А-чун был именно китайским крестьянином, обреченным всю жизнь
трудиться, как рабочая скотина, на полях; но, по велению судьбы, в один
прекрасный день он исчез с этих полей, словно принц в сказке. А-чун не
помнил своего отца, мелкого арендатора неподалеку от Кантона; не много
воспоминаний оставила и мать: она умерла, когда мальчику едва исполнилось
шесть лет. Зато он помнил своего почтенного дядюшку А-ку, на которого он
батрачил с шести лет до двадцати четырех. Именно после этого он исчез,
завербовавшись на три года на сахарные плантации Гавайских островов с
оплатой в пятнадцать центов в день.
А-чун обладал редкой наблюдательностью. Он запоминал мельчайшие
подробности, какие вряд ли заметил бы и один из тысячи.
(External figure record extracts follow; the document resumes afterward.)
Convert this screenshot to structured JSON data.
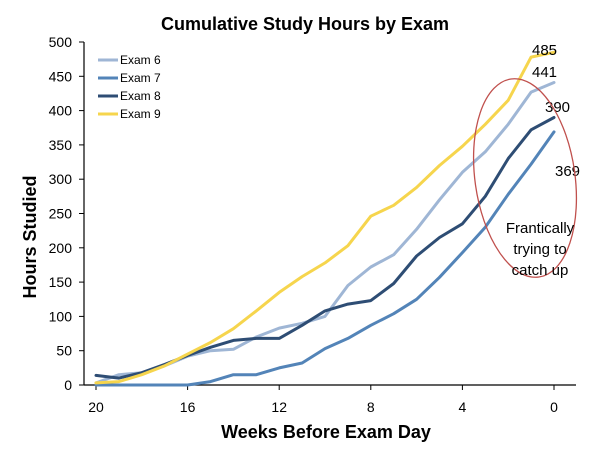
{
  "chart_data": {
    "type": "line",
    "title": "Cumulative Study Hours by Exam",
    "xlabel": "Weeks Before Exam Day",
    "ylabel": "Hours Studied",
    "xlim": [
      20,
      0
    ],
    "ylim": [
      0,
      500
    ],
    "x_ticks": [
      20,
      16,
      12,
      8,
      4,
      0
    ],
    "y_ticks": [
      0,
      50,
      100,
      150,
      200,
      250,
      300,
      350,
      400,
      450,
      500
    ],
    "x": [
      20,
      19,
      18,
      17,
      16,
      15,
      14,
      13,
      12,
      11,
      10,
      9,
      8,
      7,
      6,
      5,
      4,
      3,
      2,
      1,
      0
    ],
    "grid": false,
    "legend": "top-left",
    "series": [
      {
        "name": "Exam 6",
        "color": "#9fb6d5",
        "values": [
          3,
          15,
          18,
          28,
          42,
          50,
          52,
          70,
          83,
          90,
          100,
          145,
          172,
          190,
          227,
          270,
          310,
          340,
          380,
          427,
          441
        ]
      },
      {
        "name": "Exam 7",
        "color": "#5384b8",
        "values": [
          0,
          0,
          0,
          0,
          0,
          5,
          15,
          15,
          25,
          32,
          53,
          68,
          87,
          104,
          125,
          157,
          193,
          230,
          278,
          322,
          369
        ]
      },
      {
        "name": "Exam 8",
        "color": "#2e4d74",
        "values": [
          14,
          10,
          18,
          30,
          43,
          55,
          65,
          68,
          68,
          87,
          108,
          118,
          123,
          148,
          188,
          215,
          235,
          275,
          330,
          372,
          390
        ]
      },
      {
        "name": "Exam 9",
        "color": "#f6d54d",
        "values": [
          3,
          5,
          15,
          28,
          45,
          62,
          82,
          108,
          135,
          158,
          178,
          203,
          246,
          262,
          288,
          320,
          348,
          380,
          415,
          478,
          485
        ]
      }
    ],
    "end_labels": [
      "441",
      "369",
      "390",
      "485"
    ],
    "annotation": {
      "lines": [
        "Frantically",
        "trying to",
        "catch up"
      ],
      "ellipse_color": "#c0504d"
    }
  }
}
Он проработал на
плантациях три года и по окончании этого срока знал о выращивании
сахарного тростника больше, чем надсмотрщики и даже сам управляющий;
управляющий же был бы несказанно изумлен, если бы ему стало известно,
какими сведениями о переработке тростника располагает этот сморщенный
кули. Но А-чун изучал не только процессы переработки тростника. Он
старался постичь, каким путем люди становятся владельцами сахарных заводов
и плантаций. Очень быстро он усвоил, что от своего собственного труда люди
не богатеют. Он знал это потому, что сам гнул спину целых двадцать лет.
Люди наживают деньги, только используя труд других. И человек тем богаче,
чем больше ближних работают на него.
И вот, когда срок контракта истек, А-чун вложил свои сбережения в
маленькую лавку импортных товаров, вступив в компанию с неким А-янгом.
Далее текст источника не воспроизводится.